Intel's Gaudi 3 was also directly benchmarked against the Nvidia H100 when it was released, claiming to improve model training speed and inference speed by 40% and 50% respectively compared to the Nvidia H100.
In addition to chip giants, there are also impacts from start-up companies. For example, Groq's LPU, Cerebras' Wafer Scale Engine 3, Etched's Sohu, and so on. On the domestic front, there are start-up companies that have taken the path of multi card cluster training. For example, in June of this year, Moore Thread announced a successful cooperation with Feather Technology to achieve training compatibility and adaptation between Moore Thread's KUAE thousand card intelligent computing cluster and Feather series model solutions, efficiently completing the training and testing of the 7 billion parameter Feather human language model YuRen-7b.
The Moore Thread Kua E solution is based on the fully functional MTT S4000 GPU, which uses the third-generation MUSA core and supports 48GB of video memory capacity and 768GB/s of video memory bandwidth on a single card. The FP16 computing power is 100TFLOPS. It is worth mentioning that the MTT S4000 computing card, with the help of Moore's Thread's self-developed development tool, can fully integrate with the existing CUDA software ecosystem and achieve zero cost migration of CUDA code to the MUSA platform.
Tiantian Zhixin also collaborates with Zhiyuan Research Institute and Aite Yunxiang to provide Tiangai 100 acceleration cards, build computing power clusters, and provide full technical support, realizing the CodeGen project for large-scale models based on independent general-purpose GPUs. It generates usable C, Java, and Python code through Chinese descriptions to achieve efficient coding.
Additionally, it is worth mentioning that there is another AI chip company in China that follows the TPU route - Zhonghao Xinying. The company launched the first mass-produced TPU AI training chip in China, "Instant," at the end of 2023. It is said that compared to the Nvidia A100, it improves performance by nearly 150%, reduces energy consumption by 30%, and has a unit computing cost of only 42% of A100 when processing large model training and inference tasks.
Of course, in addition to chip companies, according to the existing information, the current mainstream cloud service providers, such as Google, Amazon, Microsoft, Meta, Alibaba, ByteDance, Baidu, Huawei, etc., have their own chip layout, including chips for AI big model training.
Write at the end
In the long run, self-developed chips are one of the effective ways for cloud service providers to reduce computing power costs.
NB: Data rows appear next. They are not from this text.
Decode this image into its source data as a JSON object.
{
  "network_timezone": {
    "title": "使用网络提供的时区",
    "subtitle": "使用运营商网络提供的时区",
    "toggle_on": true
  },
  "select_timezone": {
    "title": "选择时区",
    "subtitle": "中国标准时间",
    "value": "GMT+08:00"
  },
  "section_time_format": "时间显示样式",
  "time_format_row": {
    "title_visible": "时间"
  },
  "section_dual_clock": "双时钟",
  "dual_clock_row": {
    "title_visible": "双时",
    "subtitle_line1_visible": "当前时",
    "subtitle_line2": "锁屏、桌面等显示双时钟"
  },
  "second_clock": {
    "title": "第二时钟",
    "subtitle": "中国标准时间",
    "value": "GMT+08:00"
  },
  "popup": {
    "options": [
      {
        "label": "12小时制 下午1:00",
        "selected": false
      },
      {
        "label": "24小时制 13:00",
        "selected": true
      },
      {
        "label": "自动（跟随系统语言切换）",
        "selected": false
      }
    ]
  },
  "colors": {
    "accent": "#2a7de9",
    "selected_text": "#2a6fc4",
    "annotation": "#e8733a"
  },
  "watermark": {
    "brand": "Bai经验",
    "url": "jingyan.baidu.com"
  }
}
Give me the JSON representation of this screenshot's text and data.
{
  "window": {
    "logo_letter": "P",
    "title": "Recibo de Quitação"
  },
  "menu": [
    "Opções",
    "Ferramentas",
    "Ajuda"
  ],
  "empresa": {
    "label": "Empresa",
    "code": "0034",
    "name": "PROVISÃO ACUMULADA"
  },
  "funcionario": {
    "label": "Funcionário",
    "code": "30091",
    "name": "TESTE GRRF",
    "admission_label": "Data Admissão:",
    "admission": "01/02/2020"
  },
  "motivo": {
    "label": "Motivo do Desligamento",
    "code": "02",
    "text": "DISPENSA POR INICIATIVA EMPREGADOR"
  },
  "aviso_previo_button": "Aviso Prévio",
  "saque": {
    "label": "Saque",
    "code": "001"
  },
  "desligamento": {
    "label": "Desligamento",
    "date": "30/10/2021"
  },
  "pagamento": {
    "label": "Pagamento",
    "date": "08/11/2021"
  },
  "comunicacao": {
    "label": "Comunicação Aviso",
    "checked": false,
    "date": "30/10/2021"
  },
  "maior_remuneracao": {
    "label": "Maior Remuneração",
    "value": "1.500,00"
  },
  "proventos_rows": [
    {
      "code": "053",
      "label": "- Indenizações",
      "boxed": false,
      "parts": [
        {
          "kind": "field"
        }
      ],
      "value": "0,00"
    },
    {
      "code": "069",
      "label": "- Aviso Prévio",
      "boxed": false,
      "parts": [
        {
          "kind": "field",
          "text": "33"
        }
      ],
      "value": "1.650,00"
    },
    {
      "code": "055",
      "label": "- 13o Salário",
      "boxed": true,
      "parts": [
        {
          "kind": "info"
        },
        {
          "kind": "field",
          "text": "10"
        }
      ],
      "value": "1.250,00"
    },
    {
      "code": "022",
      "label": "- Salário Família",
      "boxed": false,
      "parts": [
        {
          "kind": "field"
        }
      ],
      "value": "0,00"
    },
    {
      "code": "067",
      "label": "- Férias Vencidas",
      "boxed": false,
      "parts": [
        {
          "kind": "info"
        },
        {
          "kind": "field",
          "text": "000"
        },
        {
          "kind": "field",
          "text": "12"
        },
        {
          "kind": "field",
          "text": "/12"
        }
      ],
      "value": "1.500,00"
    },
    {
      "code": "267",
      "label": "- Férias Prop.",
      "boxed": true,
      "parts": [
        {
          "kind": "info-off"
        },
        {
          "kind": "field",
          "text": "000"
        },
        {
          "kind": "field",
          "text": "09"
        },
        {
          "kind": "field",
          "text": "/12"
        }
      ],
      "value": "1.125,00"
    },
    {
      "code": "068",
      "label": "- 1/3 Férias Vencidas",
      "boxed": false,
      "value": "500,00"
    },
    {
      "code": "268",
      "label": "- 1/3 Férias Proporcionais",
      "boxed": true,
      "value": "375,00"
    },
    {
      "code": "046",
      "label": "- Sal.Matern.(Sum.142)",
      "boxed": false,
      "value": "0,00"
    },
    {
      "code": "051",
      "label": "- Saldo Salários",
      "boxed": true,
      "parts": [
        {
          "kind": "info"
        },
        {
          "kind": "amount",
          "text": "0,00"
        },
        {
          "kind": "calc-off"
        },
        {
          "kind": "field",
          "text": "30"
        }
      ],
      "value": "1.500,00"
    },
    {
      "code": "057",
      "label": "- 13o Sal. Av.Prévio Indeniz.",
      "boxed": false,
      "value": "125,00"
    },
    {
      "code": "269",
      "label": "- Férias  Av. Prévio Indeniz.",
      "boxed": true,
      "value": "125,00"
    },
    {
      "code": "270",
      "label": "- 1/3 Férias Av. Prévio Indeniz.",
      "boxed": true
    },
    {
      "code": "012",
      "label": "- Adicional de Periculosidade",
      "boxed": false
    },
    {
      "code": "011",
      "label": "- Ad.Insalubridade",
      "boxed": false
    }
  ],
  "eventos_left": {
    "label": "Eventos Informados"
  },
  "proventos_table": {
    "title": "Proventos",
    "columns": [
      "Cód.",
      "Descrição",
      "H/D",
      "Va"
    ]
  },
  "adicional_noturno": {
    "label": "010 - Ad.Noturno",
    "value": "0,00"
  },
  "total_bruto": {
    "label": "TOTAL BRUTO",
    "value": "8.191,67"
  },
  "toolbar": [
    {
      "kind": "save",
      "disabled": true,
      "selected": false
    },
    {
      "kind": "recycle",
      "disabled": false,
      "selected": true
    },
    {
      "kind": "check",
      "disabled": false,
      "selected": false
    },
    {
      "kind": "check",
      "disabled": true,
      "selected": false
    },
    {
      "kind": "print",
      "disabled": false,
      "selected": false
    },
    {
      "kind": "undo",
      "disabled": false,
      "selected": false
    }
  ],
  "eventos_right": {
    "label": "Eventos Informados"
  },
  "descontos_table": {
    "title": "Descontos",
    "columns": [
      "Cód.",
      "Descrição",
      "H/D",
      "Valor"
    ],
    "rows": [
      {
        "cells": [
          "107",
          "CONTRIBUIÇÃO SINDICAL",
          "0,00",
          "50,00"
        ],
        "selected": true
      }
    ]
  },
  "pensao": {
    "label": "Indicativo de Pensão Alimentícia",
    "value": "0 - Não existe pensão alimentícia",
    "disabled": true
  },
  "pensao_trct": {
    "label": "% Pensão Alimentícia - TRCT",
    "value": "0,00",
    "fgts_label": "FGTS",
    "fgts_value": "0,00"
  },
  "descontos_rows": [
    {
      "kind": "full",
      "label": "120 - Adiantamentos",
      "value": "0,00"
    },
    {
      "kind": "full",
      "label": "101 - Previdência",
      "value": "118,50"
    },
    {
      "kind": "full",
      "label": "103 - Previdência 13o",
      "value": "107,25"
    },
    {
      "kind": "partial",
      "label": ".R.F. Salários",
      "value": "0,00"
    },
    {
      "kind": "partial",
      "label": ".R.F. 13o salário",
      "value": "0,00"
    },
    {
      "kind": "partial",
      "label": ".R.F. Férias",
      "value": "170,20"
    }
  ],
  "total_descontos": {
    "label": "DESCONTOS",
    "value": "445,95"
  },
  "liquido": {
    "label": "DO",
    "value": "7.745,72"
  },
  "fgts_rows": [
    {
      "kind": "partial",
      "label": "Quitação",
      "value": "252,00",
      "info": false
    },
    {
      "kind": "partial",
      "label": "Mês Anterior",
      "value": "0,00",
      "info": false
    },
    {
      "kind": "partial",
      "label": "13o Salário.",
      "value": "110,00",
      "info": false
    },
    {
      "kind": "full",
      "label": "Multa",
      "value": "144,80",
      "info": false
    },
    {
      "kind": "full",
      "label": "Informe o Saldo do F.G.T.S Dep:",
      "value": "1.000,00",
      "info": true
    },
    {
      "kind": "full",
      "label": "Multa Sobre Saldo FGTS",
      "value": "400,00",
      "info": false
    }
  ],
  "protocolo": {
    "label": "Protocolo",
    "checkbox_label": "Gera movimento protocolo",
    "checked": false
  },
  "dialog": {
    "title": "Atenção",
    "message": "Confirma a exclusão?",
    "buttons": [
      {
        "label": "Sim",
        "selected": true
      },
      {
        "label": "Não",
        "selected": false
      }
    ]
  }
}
When AI model training becomes an important use of cloud computing, self-developed AI training chips are naturally also a long-term solution for cloud service providers. Apple, as a consumer electronics giant, has taken an important step away from its reliance on Nvidia's computing power, and there are still many challengers lurking around. A spark can start a prairie fire, and Nvidia's position in the field of AI training may not be as solid as it appears on the surface.